Beyond bitter and sweet

One of the major functions of the sense of taste is to determine whether something is safe, or advantageous, to eat. For humans and other animals, bitterness often serves as a warning of poison, while sweetness can help to identify foods that are rich in energy.

For worms, hydrogen peroxide can be harmful because it can cause extensive cellular trauma, including damaging proteins, DNA, and other molecules in the body. In fact, certain strains of bacteria produce hydrogen peroxide that can kill C. elegans after being eaten. Worms might also ingest hydrogen peroxide from the soil where they live.

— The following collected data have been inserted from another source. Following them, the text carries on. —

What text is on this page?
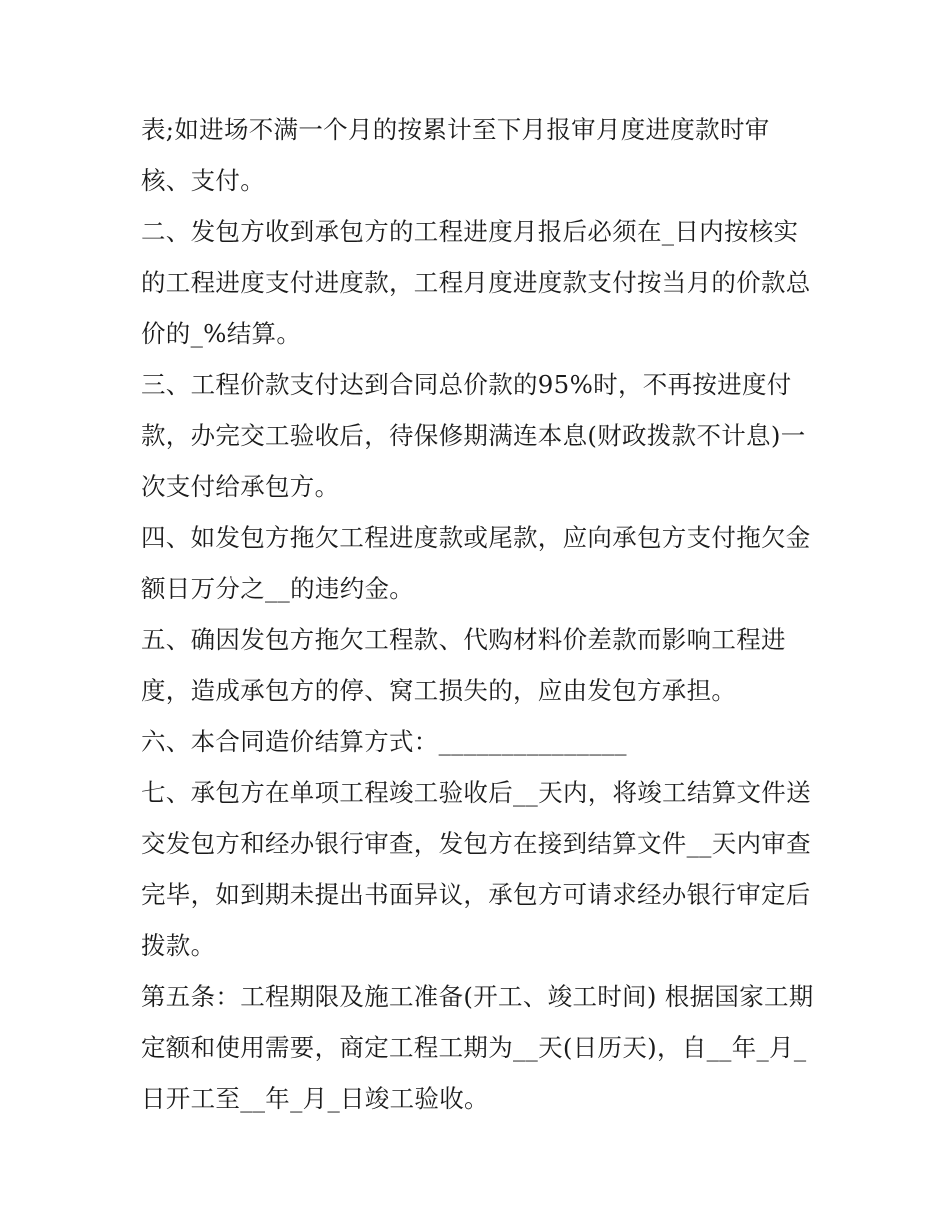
表;如进场不满一个月的按累计至下月报审月度进度款时审
核、支付。
二、发包方收到承包方的工程进度月报后必须在_日内按核实
的工程进度支付进度款，工程月度进度款支付按当月的价款总
价的_%结算。
三、工程价款支付达到合同总价款的95%时，不再按进度付
款，办完交工验收后，待保修期满连本息(财政拨款不计息)一
次支付给承包方。
四、如发包方拖欠工程进度款或尾款，应向承包方支付拖欠金
额日万分之__的违约金。
五、确因发包方拖欠工程款、代购材料价差款而影响工程进
度，造成承包方的停、窝工损失的，应由发包方承担。
六、本合同造价结算方式：_______________
七、承包方在单项工程竣工验收后__天内，将竣工结算文件送
交发包方和经办银行审查，发包方在接到结算文件__天内审查
完毕，如到期未提出书面异议，承包方可请求经办银行审定后
拨款。
第五条：工程期限及施工准备(开工、竣工时间) 根据国家工期
定额和使用需要，商定工程工期为__天(日历天)，自__年_月_
日开工至__年_月_日竣工验收。
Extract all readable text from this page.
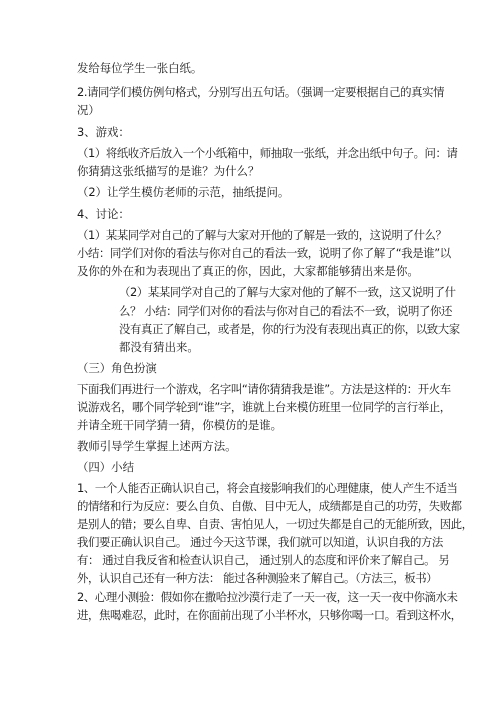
发给每位学生一张白纸。
2.请同学们模仿例句格式，分别写出五句话。（强调一定要根据自己的真实情
况）
3、游戏：
（1）将纸收齐后放入一个小纸箱中，师抽取一张纸，并念出纸中句子。问：请
你猜猜这张纸描写的是谁？为什么？
（2）让学生模仿老师的示范，抽纸提问。
4、讨论：
（1）某某同学对自己的了解与大家对开他的了解是一致的，这说明了什么？
小结：同学们对你的看法与你对自己的看法一致，说明了你了解了“我是谁”以
及你的外在和为表现出了真正的你，因此，大家都能够猜出来是你。
（2）某某同学对自己的了解与大家对他的了解不一致，这又说明了什
么？ 小结：同学们对你的看法与你对自己的看法不一致，说明了你还
没有真正了解自己，或者是，你的行为没有表现出真正的你，以致大家
都没有猜出来。
（三）角色扮演
下面我们再进行一个游戏，名字叫“请你猜猜我是谁”。方法是这样的：开火车
说游戏名，哪个同学轮到“谁”字，谁就上台来模仿班里一位同学的言行举止，
并请全班干同学猜一猜，你模仿的是谁。
教师引导学生掌握上述两方法。
（四）小结
1、一个人能否正确认识自己，将会直接影响我们的心理健康，使人产生不适当
的情绪和行为反应：要么自负、自傲、目中无人，成绩都是自己的功劳，失败都
是别人的错；要么自卑、自责、害怕见人，一切过失都是自己的无能所致，因此，
我们要正确认识自己。 通过今天这节课，我们就可以知道，认识自我的方法
有： 通过自我反省和检查认识自己， 通过别人的态度和评价来了解自己。 另
外，认识自己还有一种方法： 能过各种测验来了解自己。（方法三，板书）
2、心理小测验：假如你在撒哈拉沙漠行走了一天一夜，这一天一夜中你滴水未
进，焦喝难忍，此时，在你面前出现了小半杯水，只够你喝一口。看到这杯水，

Bhatla and Horvitz found that worms stop eating both when they taste hydrogen peroxide and when light shines on them — especially high-energy light, such as violet or ultraviolet. The authors found the exact same feeding response when worms were exposed to either hydrogen peroxide or light, which suggested to them that the same mechanism might be controlling responses to both stimuli.

Worms are known to be averse to light: Previous research by others has shown that they flee when light shines on them. Bhatla and Horvitz have now found that this escape response, like the feeding response to light, is likely caused by light’s generation of chemicals such as hydrogen peroxide.

The C. elegans worm has a very simple and thoroughly mapped nervous system consisting of 302 neurons, 20 of which are located in the pharynx, the feeding organ that ingests and grinds food. Bhatla found that one pair of pharyngeal neurons, known as the I2 neurons, controls the animal’s response to both light and hydrogen peroxide. A particular molecular receptor in that neuron, gustatory receptor 3 (GUR-3), and a molecularly similar receptor found in other neurons (LITE-1) are critical to the response. However, each receptor appears to function in a slightly different way.

GUR-3 detects hydrogen peroxide, whether it is found naturally in the environment or generated by light. There are many GUR-3 receptors in the I2 neuron, and through a mechanism that remains unknown, hydrogen peroxide stimulation of GUR-3 causes the pharynx to stop grinding. Another molecule called peroxiredoxin, an antioxidant, appears to help GUR-3 detect hydrogen peroxide.

While the GUR-3 receptor responds much more strongly to hydrogen peroxide than to light, the LITE-1 receptor is much more sensitive to light than to hydrogen peroxide. LITE-1 has previously been implicated in detecting light, but until now, it has been a mystery how a taste receptor could respond to light. The new study suggests that like GUR-3, LITE-1 indirectly senses light by detecting reactive oxygen compounds generated by light — including, but not limited to, hydrogen peroxide.

Kenneth Miller of the Oklahoma Medical Research Foundation published a paper in 2008 describing LITE-1 and hypothesizing that it might work by detecting a chemical product of light interaction. “This paper goes one step beyond that and identifies molecules that LITE-1 could be sensing to identify the presence of light,” says Miller, who was not part of the new study. “I thought it was a fascinating look at the complex gustatory sensory mechanism for molecules like hydrogen peroxide.”

Not found in humans

The molecular family of receptors that includes GUR-3 and LITE-1 is specific to invertebrates, and is not found in humans. However, peroxiredoxin is found in humans, particularly in the eye, so the researchers suspect that peroxiredoxin might play a role in detecting reactive oxygen species generated by light in the eye.

The researchers are now trying to figure out the exact mechanism of hydrogen peroxide detection: For example, how exactly do these gustatory receptors detect reactive oxygen compounds? The researchers are also working to identify the neural circuit diagram that defines how the I2 neurons interact with other neurons to control the worms’ feeding behavior. Such neural circuit diagrams should provide insight into how the brains of worms, and people, generate behavior.

The research was funded by the National Science Foundation, the National Institutes of Health, and the Howard Hughes Medical Institute.